Sur les autres causes des maux de dents, hormis la grossesse, on retrouve entre autres le passage subit & imprudent d'un appartement chaud dans un lieu humide & froid, cause fréquente de fluxion (p. 104). Pour calmer la douleur des maux de dents, le remède qui réussit le mieux est un gargarisme fait avec des clous de girofles & de la cannelle qu'on fait bouillir avec du vin rouge. Un des meilleurs qu'on puisse suppléer à celui-là, c'est de faire cuire une gousse d'ail sous les cendres & de la mettre sur la dent (p. 106). Je crois pouvoir conseiller l'usage du tabac en poudre aux personnes sujettes à de fréquentes fluxions : il détermine les humeurs à s'écouler par le nez; il les détourne, les empêche de tomber sur les dents. Au contraire je voudrais qu'on s'abstînt d'en fumer : cette habitude entraîne souvent la ruine des dents; la fumée du tabac est corrosive, elle les noircit, elle en détruit l'émail (p. 109). Conseil clair, trop rare.
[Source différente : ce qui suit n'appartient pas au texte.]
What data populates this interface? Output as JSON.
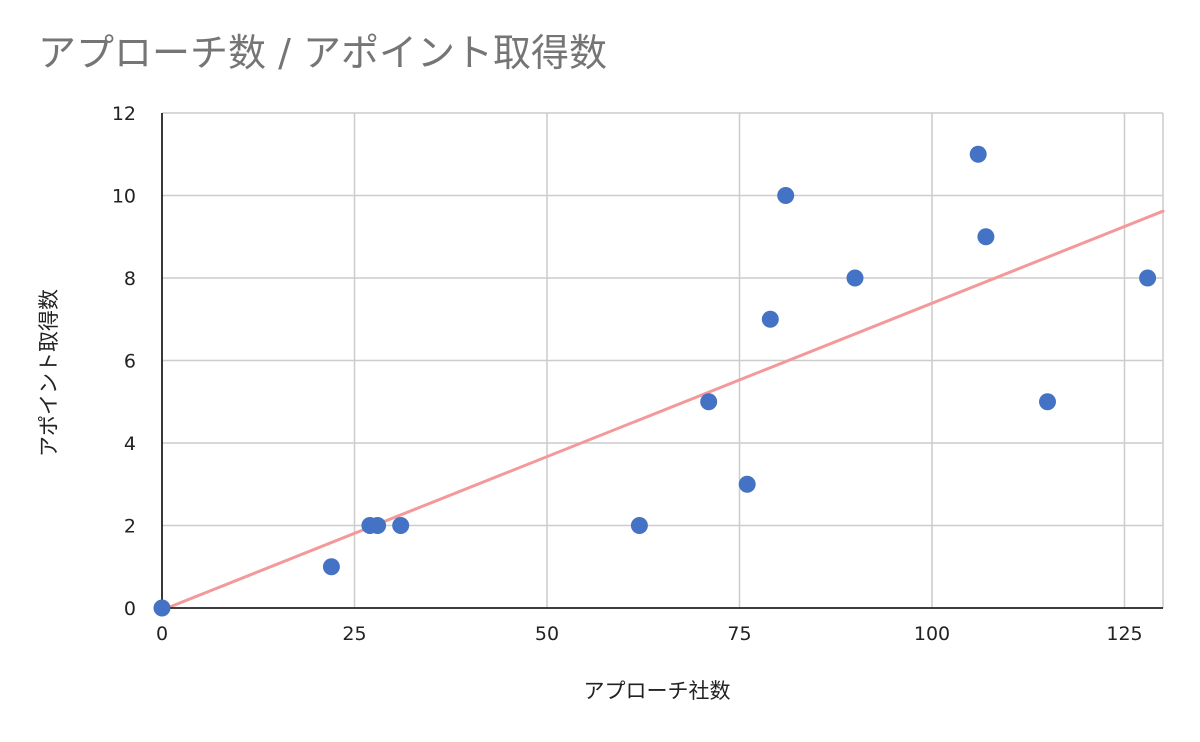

Sur les maladies des gencives : peuvent être causées, ou par la pression produite par le tartre des dents, ou par une pléthôre locale. Pour la première cause, on enlèvera le tartre, on scarifiera les gencives, on prescrira des anti-scorbutiques et des médecines astringentes. Pour la seconde : la méthode la plus sûre est de prendre des évacuans pour enlever les humeurs viciées & diminuer l'épaisseur des gencives (...) se servir des astringens (...) un régime approprié et les ablutions qui lui sont devenues nécessaires (p. 114-115). Épulis, ulcères, corrosions des gencives (?), scorbut, abcès, aposthèmes, fistules, petits cancers, suppurations sont brièvement présentés, puisque la nature de cet ouvrage ne nous permet d'entrer dans d'aussi longs détails (p. 123).

Sur les dents artificielles, on en retiendra qu'on peut remplacer la perte des dents, mais qu'il faut autant qu'il est possible prévenir la perte de celles-ci par des soins bien ordonnés, & porter à chaque accident le remède nécessaire. On ne saurait trop le recommander, sans quoi il ne reste plus de moyens pour réparer ses pertes, & les réparer avec quelqu'utilité réelle (p. 129-130).

Et de conclure : Je dois m'arrêter ici. Il faut connaître ses forces, & s'arrêter aux limites qui nous sont prescrites par nos connaissances (p. 131).

Conclusion

En effet comme il est dit dans l’introduction, il s'agit d'un faible essai, un traité sommaire sur les dents. Ne sont cités aucun des auteurs français les plus reconnus en cette fin de Siècle des Lumières, desquels il s'inspire, largement tout en les réduisant. Il fait exception pour l'auteur anglais, Hunter. C'est son seul apport original. Sans aucune idée personnelle, cet essai en dit juste assez pour inciter un lecteur docile à aller consulter son auteur pour en savoir plus.